Chronique Eco: « L’économie est une science morale. »
L’économiste Indo américain Amartya SEN a publié un petit livre sous ce titre (1999). Il était le premier Nobel d’économie (1998) du Sud. Il a reçu son pour sa contribution à l’économie du bien-être ». Né dans le Bengale et a été professeur dans de prestigieuses universités : Calcutta, Cambridge, New Delhi, London School of Economics, Oxford, et Harvard. Dans cette dernière université, il était professeur de Philosophie et d’Economie. A. Sen est un économiste atypique, il n’était pas classable. Ni tiers-mondiste, ni orthodoxe, ni partisan de l’économie standard. Pourtant sa formation en Inde et à Cambridge était dans le standard des universités anglaises et américaines, caractérisée par une formalisation mathématique poussée. L’influence de Keynes sur lui était très forte d’abord à travers sa directrice de thèse à Cambridge (Joan Robinson) ; ensuite, par ses travaux empiriques sur le rôle de l’Etat. Pourquoi parler de cet économiste dans une chronique d’un quotidien économique ? La raison est simple ; l’analyse économique standard dominante servant de support et de légitimité aux publications académiques et des institutions internationales est devenue ésotérique, abstraite et ne saisit la réalité de la vie économique qu’à travers des hypothèses généreuses nourries par des extrapolations statistiques. Sen a été le premier à contester la valeur des agrégats économiques ; le PIB, disait-il, ne mesure ni la richesse d’une Nation, ni le bien être d’un individu. Il a appelé à revoir ce système d’évaluation de l’activité et de la richesse des Nations. Son argument tient au fait que les valeurs éthiques et morales ne sont nulle part prises en considération.
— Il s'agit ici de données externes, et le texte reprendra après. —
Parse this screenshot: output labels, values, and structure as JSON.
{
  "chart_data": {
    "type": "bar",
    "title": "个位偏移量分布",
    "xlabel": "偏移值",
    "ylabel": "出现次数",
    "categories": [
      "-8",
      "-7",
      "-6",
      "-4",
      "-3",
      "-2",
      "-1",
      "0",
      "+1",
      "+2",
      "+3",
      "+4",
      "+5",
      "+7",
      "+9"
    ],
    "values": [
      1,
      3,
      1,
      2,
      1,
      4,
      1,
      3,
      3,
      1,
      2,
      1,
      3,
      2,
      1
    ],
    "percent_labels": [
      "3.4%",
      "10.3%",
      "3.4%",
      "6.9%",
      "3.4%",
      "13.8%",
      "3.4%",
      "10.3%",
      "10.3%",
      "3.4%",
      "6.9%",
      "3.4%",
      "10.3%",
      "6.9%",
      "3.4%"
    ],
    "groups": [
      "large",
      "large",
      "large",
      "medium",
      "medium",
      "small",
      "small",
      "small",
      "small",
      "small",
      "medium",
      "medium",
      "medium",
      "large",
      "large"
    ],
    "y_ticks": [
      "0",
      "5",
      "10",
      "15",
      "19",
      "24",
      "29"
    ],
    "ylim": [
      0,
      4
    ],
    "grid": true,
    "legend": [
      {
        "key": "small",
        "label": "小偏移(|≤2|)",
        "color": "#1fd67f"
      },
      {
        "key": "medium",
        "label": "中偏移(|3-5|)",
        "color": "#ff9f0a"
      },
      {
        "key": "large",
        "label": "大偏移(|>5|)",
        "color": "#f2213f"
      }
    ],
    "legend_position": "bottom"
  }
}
Il remet en bonne place les comportements en société et établit deux relations fondamentales : Liberté individuelle et Egalité sociale d’une part et Démocratie et Développement économique d’autre part. Le rôle de l’Etat dans la redistribution de la richesse est central. Son influence en économie du développement s’est traduite par la création de l’IDH par le PNUD en 1990, qui permet d’effectuer des comparaisons internationales en termes de développement.
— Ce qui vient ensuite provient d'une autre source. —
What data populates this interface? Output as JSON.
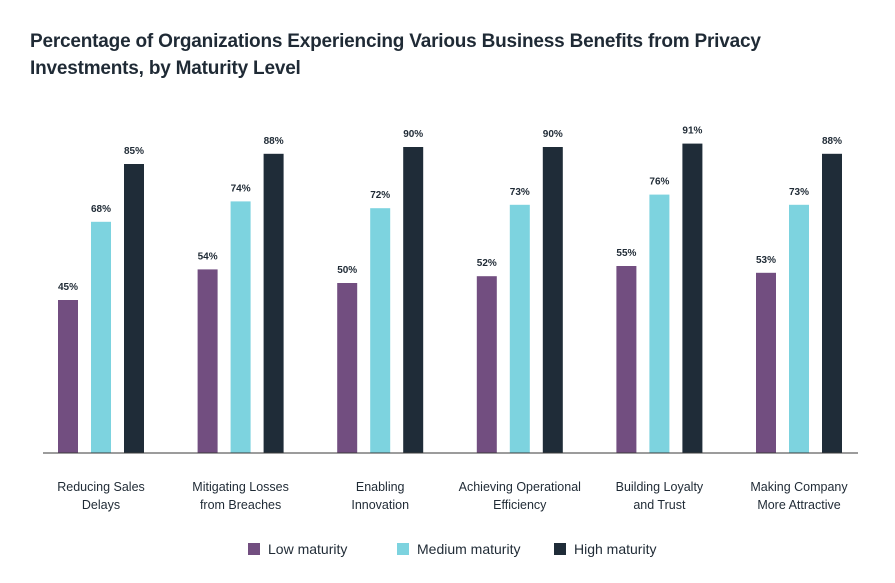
{
  "chart_data": {
    "type": "bar",
    "title": "Percentage of Organizations Experiencing Various Business Benefits from Privacy Investments, by Maturity Level",
    "categories": [
      [
        "Reducing Sales",
        "Delays"
      ],
      [
        "Mitigating Losses",
        "from Breaches"
      ],
      [
        "Enabling",
        "Innovation"
      ],
      [
        "Achieving Operational",
        "Efficiency"
      ],
      [
        "Building Loyalty",
        "and Trust"
      ],
      [
        "Making Company",
        "More Attractive"
      ]
    ],
    "series": [
      {
        "name": "Low maturity",
        "color": "#724e80",
        "values": [
          45,
          54,
          50,
          52,
          55,
          53
        ]
      },
      {
        "name": "Medium maturity",
        "color": "#7dd3df",
        "values": [
          68,
          74,
          72,
          73,
          76,
          73
        ]
      },
      {
        "name": "High maturity",
        "color": "#1f2c38",
        "values": [
          85,
          88,
          90,
          90,
          91,
          88
        ]
      }
    ],
    "value_suffix": "%",
    "ylim": [
      0,
      100
    ],
    "grid": false,
    "legend_position": "bottom-center"
  }
}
Ce sont là les fondements de toute politique de développement. Un développement pour l’individu et la société et non un développement par l’individu et contre la société et la nature.
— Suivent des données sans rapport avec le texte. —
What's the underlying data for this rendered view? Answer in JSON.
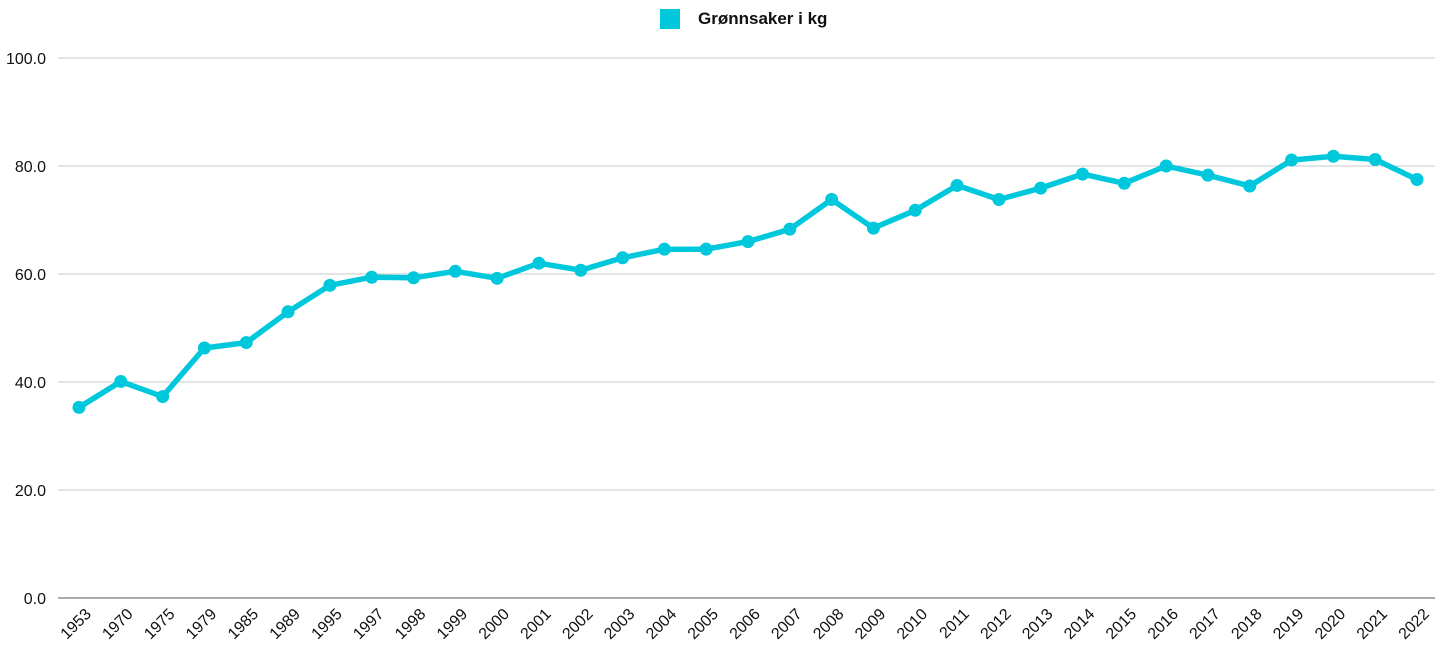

L’économie est avant tout au service du bien-être de tous (collectif). Tous les phénomènes observés, aujourd’hui, comme l’épuisement des ressources naturelles, la dégradation du cadre écologique, la destruction des écosystèmes, la surconsommation des ressources, la pauvreté et les inégalités sociales, sont la conséquence des modèles de croissance, dits de développement économique, désincarnés mis en œuvre au nom de l’efficacité économique. Les profits de cette exploitation de la nature et de l’homme ont bénéficié plus à des élites, alors que le coût des dégradations sont supportés plutôt par les démunis.
La mondialisation a accentué cette injustice par l’affaiblissement des Etats et la négation de toute forme de moralisation de la vie politique, économique et sociale.
La monnaie est devenue une arme utilisée par les puissants contre leurs adversaires idéologiques ou ne partageant pas leurs intérêts. Le cas des sanctions contre la Russie ou l’Iran sur leurs réserves en dollars en est la preuve.
La croissance ne produit pas toujours le développement. Le retour à une économie morale et éthique rétablirait l’humanité dans son essence. Les travaux d’Amartya Sen méritent d’être revisités par les chercheurs et les politiques.